The Call Detail screen presents eMOS values using a stacked bar histogram, enabling dashboard operators to evaluate quality at a glance. The scores visualization can be collapsed to the mode of the distribution (i.e., the predominant value), accompanied by the median score, and further summary statistics.

To facilitate troubleshooting down to the user level, the Call Detail screen presents point-to-point eMOS values between users.

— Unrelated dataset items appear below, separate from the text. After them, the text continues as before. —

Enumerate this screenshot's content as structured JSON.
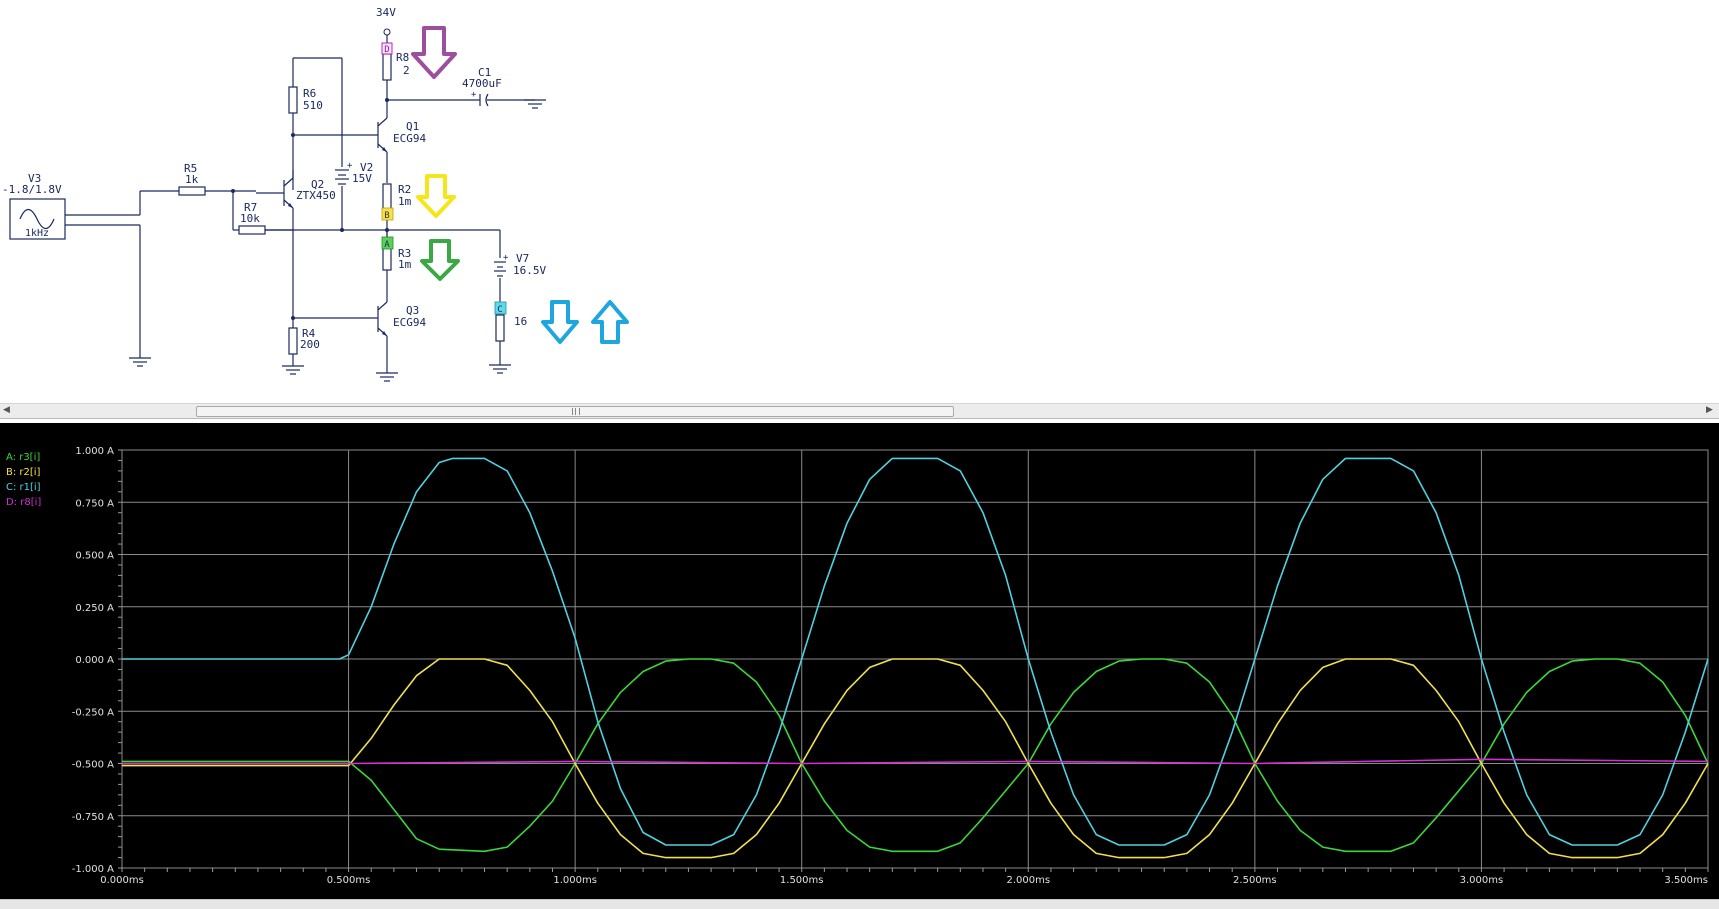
{
  "schematic": {
    "supply_label": "34V",
    "components": {
      "r8": {
        "name": "R8",
        "value": "2"
      },
      "c1": {
        "name": "C1",
        "value": "4700uF"
      },
      "r6": {
        "name": "R6",
        "value": "510"
      },
      "q1": {
        "name": "Q1",
        "value": "ECG94"
      },
      "v2": {
        "name": "V2",
        "value": "15V"
      },
      "r2": {
        "name": "R2",
        "value": "1m"
      },
      "v3": {
        "name": "V3",
        "value": "-1.8/1.8V",
        "freq": "1kHz"
      },
      "r5": {
        "name": "R5",
        "value": "1k"
      },
      "q2": {
        "name": "Q2",
        "value": "ZTX450"
      },
      "r7": {
        "name": "R7",
        "value": "10k"
      },
      "r3": {
        "name": "R3",
        "value": "1m"
      },
      "v7": {
        "name": "V7",
        "value": "16.5V"
      },
      "q3": {
        "name": "Q3",
        "value": "ECG94"
      },
      "r4": {
        "name": "R4",
        "value": "200"
      },
      "r1": {
        "value": "16"
      }
    },
    "probes": {
      "a": "A",
      "b": "B",
      "c": "C",
      "d": "D"
    },
    "plus_sign": "+"
  },
  "colors": {
    "purple_arrow": "#9b4f9e",
    "yellow_arrow": "#f5e61b",
    "green_arrow": "#3aa943",
    "blue_arrow": "#1ea6e0"
  },
  "chart_data": {
    "type": "line",
    "title": "",
    "xlabel": "",
    "ylabel": "",
    "xlim": [
      0,
      3.5
    ],
    "ylim": [
      -1,
      1
    ],
    "grid": true,
    "legend_position": "top-left",
    "x_ticks": [
      "0.000ms",
      "0.500ms",
      "1.000ms",
      "1.500ms",
      "2.000ms",
      "2.500ms",
      "3.000ms",
      "3.500ms"
    ],
    "y_ticks": [
      "1.000 A",
      "0.750 A",
      "0.500 A",
      "0.250 A",
      "0.000 A",
      "-0.250 A",
      "-0.500 A",
      "-0.750 A",
      "-1.000 A"
    ],
    "series": [
      {
        "name": "A: r3[i]",
        "color": "#3ad63a",
        "points": [
          [
            0,
            -0.49
          ],
          [
            0.5,
            -0.49
          ],
          [
            0.55,
            -0.58
          ],
          [
            0.6,
            -0.72
          ],
          [
            0.65,
            -0.86
          ],
          [
            0.7,
            -0.91
          ],
          [
            0.8,
            -0.92
          ],
          [
            0.85,
            -0.9
          ],
          [
            0.9,
            -0.8
          ],
          [
            0.95,
            -0.68
          ],
          [
            1.0,
            -0.5
          ],
          [
            1.05,
            -0.31
          ],
          [
            1.1,
            -0.16
          ],
          [
            1.15,
            -0.06
          ],
          [
            1.2,
            -0.01
          ],
          [
            1.25,
            0.0
          ],
          [
            1.3,
            0.0
          ],
          [
            1.35,
            -0.02
          ],
          [
            1.4,
            -0.11
          ],
          [
            1.45,
            -0.27
          ],
          [
            1.5,
            -0.5
          ],
          [
            1.55,
            -0.68
          ],
          [
            1.6,
            -0.82
          ],
          [
            1.65,
            -0.9
          ],
          [
            1.7,
            -0.92
          ],
          [
            1.8,
            -0.92
          ],
          [
            1.85,
            -0.88
          ],
          [
            1.9,
            -0.76
          ],
          [
            1.95,
            -0.63
          ],
          [
            2.0,
            -0.5
          ],
          [
            2.05,
            -0.31
          ],
          [
            2.1,
            -0.16
          ],
          [
            2.15,
            -0.06
          ],
          [
            2.2,
            -0.01
          ],
          [
            2.25,
            0.0
          ],
          [
            2.3,
            0.0
          ],
          [
            2.35,
            -0.02
          ],
          [
            2.4,
            -0.11
          ],
          [
            2.45,
            -0.27
          ],
          [
            2.5,
            -0.5
          ],
          [
            2.55,
            -0.68
          ],
          [
            2.6,
            -0.82
          ],
          [
            2.65,
            -0.9
          ],
          [
            2.7,
            -0.92
          ],
          [
            2.8,
            -0.92
          ],
          [
            2.85,
            -0.88
          ],
          [
            2.9,
            -0.76
          ],
          [
            2.95,
            -0.63
          ],
          [
            3.0,
            -0.5
          ],
          [
            3.05,
            -0.31
          ],
          [
            3.1,
            -0.16
          ],
          [
            3.15,
            -0.06
          ],
          [
            3.2,
            -0.01
          ],
          [
            3.25,
            0.0
          ],
          [
            3.3,
            0.0
          ],
          [
            3.35,
            -0.02
          ],
          [
            3.4,
            -0.11
          ],
          [
            3.45,
            -0.27
          ],
          [
            3.5,
            -0.5
          ]
        ]
      },
      {
        "name": "B: r2[i]",
        "color": "#f0e050",
        "points": [
          [
            0,
            -0.51
          ],
          [
            0.5,
            -0.51
          ],
          [
            0.55,
            -0.38
          ],
          [
            0.6,
            -0.22
          ],
          [
            0.65,
            -0.08
          ],
          [
            0.7,
            0.0
          ],
          [
            0.8,
            0.0
          ],
          [
            0.85,
            -0.03
          ],
          [
            0.9,
            -0.15
          ],
          [
            0.95,
            -0.3
          ],
          [
            1.0,
            -0.5
          ],
          [
            1.05,
            -0.69
          ],
          [
            1.1,
            -0.84
          ],
          [
            1.15,
            -0.93
          ],
          [
            1.2,
            -0.95
          ],
          [
            1.3,
            -0.95
          ],
          [
            1.35,
            -0.93
          ],
          [
            1.4,
            -0.84
          ],
          [
            1.45,
            -0.69
          ],
          [
            1.5,
            -0.5
          ],
          [
            1.55,
            -0.31
          ],
          [
            1.6,
            -0.15
          ],
          [
            1.65,
            -0.04
          ],
          [
            1.7,
            0.0
          ],
          [
            1.8,
            0.0
          ],
          [
            1.85,
            -0.03
          ],
          [
            1.9,
            -0.15
          ],
          [
            1.95,
            -0.3
          ],
          [
            2.0,
            -0.5
          ],
          [
            2.05,
            -0.69
          ],
          [
            2.1,
            -0.84
          ],
          [
            2.15,
            -0.93
          ],
          [
            2.2,
            -0.95
          ],
          [
            2.3,
            -0.95
          ],
          [
            2.35,
            -0.93
          ],
          [
            2.4,
            -0.84
          ],
          [
            2.45,
            -0.69
          ],
          [
            2.5,
            -0.5
          ],
          [
            2.55,
            -0.31
          ],
          [
            2.6,
            -0.15
          ],
          [
            2.65,
            -0.04
          ],
          [
            2.7,
            0.0
          ],
          [
            2.8,
            0.0
          ],
          [
            2.85,
            -0.03
          ],
          [
            2.9,
            -0.15
          ],
          [
            2.95,
            -0.3
          ],
          [
            3.0,
            -0.5
          ],
          [
            3.05,
            -0.69
          ],
          [
            3.1,
            -0.84
          ],
          [
            3.15,
            -0.93
          ],
          [
            3.2,
            -0.95
          ],
          [
            3.3,
            -0.95
          ],
          [
            3.35,
            -0.93
          ],
          [
            3.4,
            -0.84
          ],
          [
            3.45,
            -0.69
          ],
          [
            3.5,
            -0.5
          ]
        ]
      },
      {
        "name": "C: r1[i]",
        "color": "#50d0e0",
        "points": [
          [
            0,
            0.0
          ],
          [
            0.48,
            0.0
          ],
          [
            0.5,
            0.02
          ],
          [
            0.55,
            0.25
          ],
          [
            0.6,
            0.55
          ],
          [
            0.65,
            0.8
          ],
          [
            0.7,
            0.94
          ],
          [
            0.73,
            0.96
          ],
          [
            0.8,
            0.96
          ],
          [
            0.85,
            0.9
          ],
          [
            0.9,
            0.7
          ],
          [
            0.95,
            0.42
          ],
          [
            1.0,
            0.1
          ],
          [
            1.05,
            -0.3
          ],
          [
            1.1,
            -0.62
          ],
          [
            1.15,
            -0.83
          ],
          [
            1.2,
            -0.89
          ],
          [
            1.3,
            -0.89
          ],
          [
            1.35,
            -0.84
          ],
          [
            1.4,
            -0.65
          ],
          [
            1.45,
            -0.35
          ],
          [
            1.5,
            0.0
          ],
          [
            1.55,
            0.35
          ],
          [
            1.6,
            0.65
          ],
          [
            1.65,
            0.86
          ],
          [
            1.7,
            0.96
          ],
          [
            1.8,
            0.96
          ],
          [
            1.85,
            0.9
          ],
          [
            1.9,
            0.7
          ],
          [
            1.95,
            0.4
          ],
          [
            2.0,
            0.0
          ],
          [
            2.05,
            -0.35
          ],
          [
            2.1,
            -0.65
          ],
          [
            2.15,
            -0.84
          ],
          [
            2.2,
            -0.89
          ],
          [
            2.3,
            -0.89
          ],
          [
            2.35,
            -0.84
          ],
          [
            2.4,
            -0.65
          ],
          [
            2.45,
            -0.35
          ],
          [
            2.5,
            0.0
          ],
          [
            2.55,
            0.35
          ],
          [
            2.6,
            0.65
          ],
          [
            2.65,
            0.86
          ],
          [
            2.7,
            0.96
          ],
          [
            2.8,
            0.96
          ],
          [
            2.85,
            0.9
          ],
          [
            2.9,
            0.7
          ],
          [
            2.95,
            0.4
          ],
          [
            3.0,
            0.0
          ],
          [
            3.05,
            -0.35
          ],
          [
            3.1,
            -0.65
          ],
          [
            3.15,
            -0.84
          ],
          [
            3.2,
            -0.89
          ],
          [
            3.3,
            -0.89
          ],
          [
            3.35,
            -0.84
          ],
          [
            3.4,
            -0.65
          ],
          [
            3.45,
            -0.35
          ],
          [
            3.5,
            0.0
          ]
        ]
      },
      {
        "name": "D: r8[i]",
        "color": "#d030d0",
        "points": [
          [
            0,
            -0.5
          ],
          [
            0.5,
            -0.5
          ],
          [
            1.0,
            -0.49
          ],
          [
            1.5,
            -0.5
          ],
          [
            2.0,
            -0.49
          ],
          [
            2.5,
            -0.5
          ],
          [
            3.0,
            -0.48
          ],
          [
            3.5,
            -0.49
          ]
        ]
      }
    ]
  }
}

This enables operators to determine whether a problem reported by a user is isolated a particular subset of participants, or affected all participants.



Migrating from Objective Quality to eMOS

The new eMOS metric incorporates improvements in our perceptual quality model for voice. In this first release, we apply the improved model to the Opus codec (the codec used for the overwhelming majority of WebRTC sessions). Subsequent releases will add upgrades for video and other codecs.

In comparison to OQ, dashboard operators will enjoy these new features with eMOS: 

  • Histogram enables at-a-glance visualization of quality throughout the duration of a call
  • Granular scoring of individual media streams, enabling more rapid troubleshooting
  • More accurate perceptual quality estimates for Opus-based voice media streams

Note, customers familiar with OQ can continue to monitor calls with this metric. A switch enables dashboard operators to choose OQ or eMOS as their preferred QoE metric. 

eMOS: an actionable metric

The overarching goal of the new eMOS metric for QoE is to provide a more comprehensive view of quality through better, more actionable and familiar information. This means customers get a better understanding of how their service is performing, with lower cognitive load. When it comes to troubleshooting, you will be able to more rapidly isolate and diagnose problems.